Que faire face à un malade dans le coma ? Faut-il poursuivre ou non les soins ? Quelles sont les probabilités que la personne se réveille ? Des questionnements rencontrés par nombre de médecins et de familles. Des conflits et des drames aussi qui ont récemment fait la une de l'actualité.
Le plus souvent, les tests visant à déterminer les chances de récupération (Glasgow coma scale, EEG...) sont assez peu fiables et la décision de poursuivre ou d'arrêter les soins se base plutôt sur l'expérience des médecins que sur un véritable rationnel scientifique. D'où des souffrances liées à l'incertitude pour les familles, voire des conflits avec les médecins.
Une méthode d’IRM quantitative
Une nouvelle technique d'imagerie médicale, l'IRM type "Brain Diffusion Tensor Imaging", qui mesure les flux des molécules d'eau dans les cellules nerveuses, associée à la définition de seuils de désorganisation des flux d'information dans le cerveau, permettrait de déterminer si la personne va se réveiller ou non.
Elle a été publiée dans Lancet Neurology et réalisée par une équipe de chercheurs belges, italiens et français. Avec cette technique, les médecins pourraient enfin de passer de la culture de "l'opinion" à celle de la "preuve scientifique". Un élément indispensable pour renforcer la confiance avec les familles.
La recherche s’est concentrée sur les comas qui surviennent après un arrêt cardiaque, des comas assez homogènes en terme de cause et de physiopathologie (coma par hypoxie). 200 patients ont participé à l’étude dans des centres en Belgique, en France et en Italie. Des adultes, dans le coma depuis plus de sept jours.
Une méthode d'analyse du fonctionnement de la substance blanche
Grâce à la technique d’IRM "Brain Diffusion Tensor Imaging", les scientifiques sont parvenus à mesurer le mouvement de l’eau dans la substance blanche du cerveau.
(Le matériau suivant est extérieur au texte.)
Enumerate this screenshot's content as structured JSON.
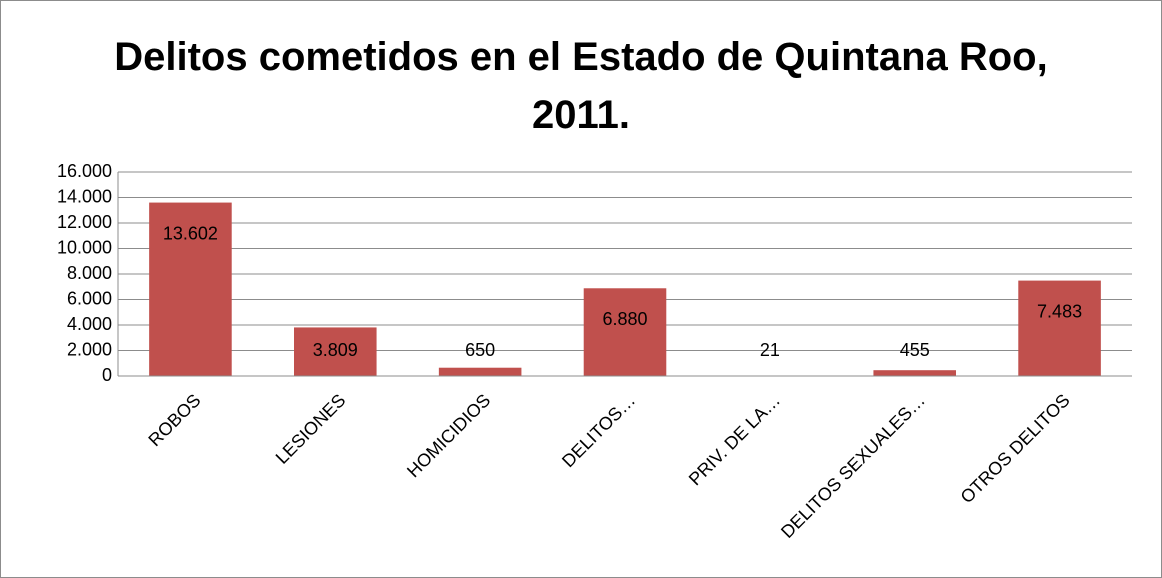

La substance blanche, c’est cette matière qui permet la connexion entre les neurones, et entre les neurones et reste du corps : c'est donc cette substance blanche qui véhicule l'information dans le cerveau et c'est en quelque sorte la possibilité de circulation de cette information dans le cerveau que les chercheurs ont mesuré avec la visualisation du déplacement des molécules d'eau dans les neurones en IRM quantitative.
Une technique fiable
L'IRM "Brain Diffusion Tensor Imaging" permet d'analyser la structure de la substance blanche et voir si les connexions sont encore fonctionnelles. Lorsque la substance blanche fonctionne normalement, l'IRM voit des mouvements harmonieux des molécules d'eau le long des neurones et ces molécules vont toutes dans le même sens. Lorsque le cerveau ne marche pas, les mouvements des molécules d'eau sont dysharmonieux
A partir de ces mesures les chercheurs ont mis au point un index basé sur l’analyse du mouvement des molécules d’eau dans la substance blanche du cerveau mesuré par IRM en tenseur de diffusion entre le 7e jour et le 28e jour après la survenue de l’arrêt cardiaque (WWM-FA pour "quantitative whole-brain white matter fractional anisotropy").
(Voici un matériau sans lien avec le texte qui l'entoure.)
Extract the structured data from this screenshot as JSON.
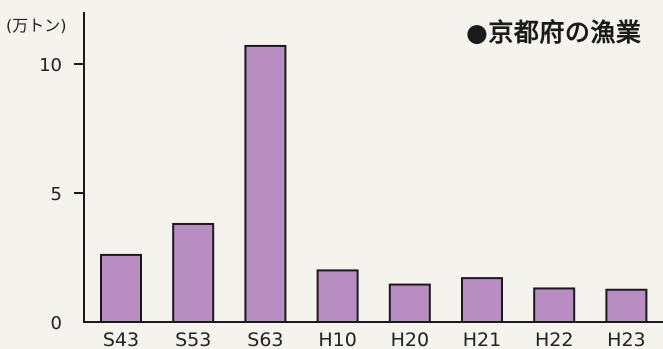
{
  "chart_data": {
    "type": "bar",
    "title": "●京都府の漁業",
    "ylabel": "(万トン)",
    "xlabel": "",
    "categories": [
      "S43",
      "S53",
      "S63",
      "H10",
      "H20",
      "H21",
      "H22",
      "H23"
    ],
    "values": [
      2.6,
      3.8,
      10.7,
      2.0,
      1.45,
      1.7,
      1.3,
      1.25
    ],
    "yticks": [
      0,
      5,
      10
    ],
    "ylim": [
      0,
      12
    ],
    "grid": false,
    "colors": {
      "bar_fill": "#b88ec2",
      "bar_stroke": "#1a1a1a",
      "axis": "#1a1a1a",
      "background": "#f4f3ee"
    }
  }
}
Cet index mesure le niveau de désorganisation de ce mouvement des molécules d'eau pour établir des seuils. Ce sont ces derniers qui permettraient de prédire avec une très haute précision le devenir clinique à 6 mois de ces patients dans le coma.
Des index de récupération
Pour les chercheurs, cette technique des seuils basés sur le WWM-FA est fiable et surtout pourrait permettre de faciliter la prise de décision à l’avenir, avec des arguments analysant réellement le fonctionnement du cerveau.
Louis Puybasset est professeur et chef du service d'anesthésie-réanimation, à l’hôpital Pitié Salpêtrière à Paris, il a dirigé cette étude: « Au-dessus d’un certain seuil, on est certain que ça ira ; au-dessous, on est certain que ça n’ira pas. Dans la zone grise, il faut attendre. »
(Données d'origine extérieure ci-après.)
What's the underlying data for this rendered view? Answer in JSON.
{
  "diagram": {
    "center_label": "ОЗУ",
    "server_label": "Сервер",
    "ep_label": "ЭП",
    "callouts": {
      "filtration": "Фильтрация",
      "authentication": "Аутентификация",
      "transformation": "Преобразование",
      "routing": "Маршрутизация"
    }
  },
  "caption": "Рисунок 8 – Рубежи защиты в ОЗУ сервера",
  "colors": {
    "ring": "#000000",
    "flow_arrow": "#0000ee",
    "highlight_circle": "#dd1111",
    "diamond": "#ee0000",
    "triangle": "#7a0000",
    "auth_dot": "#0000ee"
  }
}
Une technique supérieure à tous les autres test
Cette technique est une mesure anatomo-physiologique qui ne fluctue pas selon le même chercheur. Ce qui permet d’avoir des preuves de qualité et en quantité suffisante pour décider ou non de l’arrêt des soins. « Cette technique est supérieure à tous les autres tests utilisés à ce jour », affirme Louis Puybasset.
Des tests de plus grande ampleur doivent toutefois être menés pour confirmer ces résultats, en particulier dans les coma d'autres causes, mais cette technique va permettre d'être plus précis pour les familles en souffrance.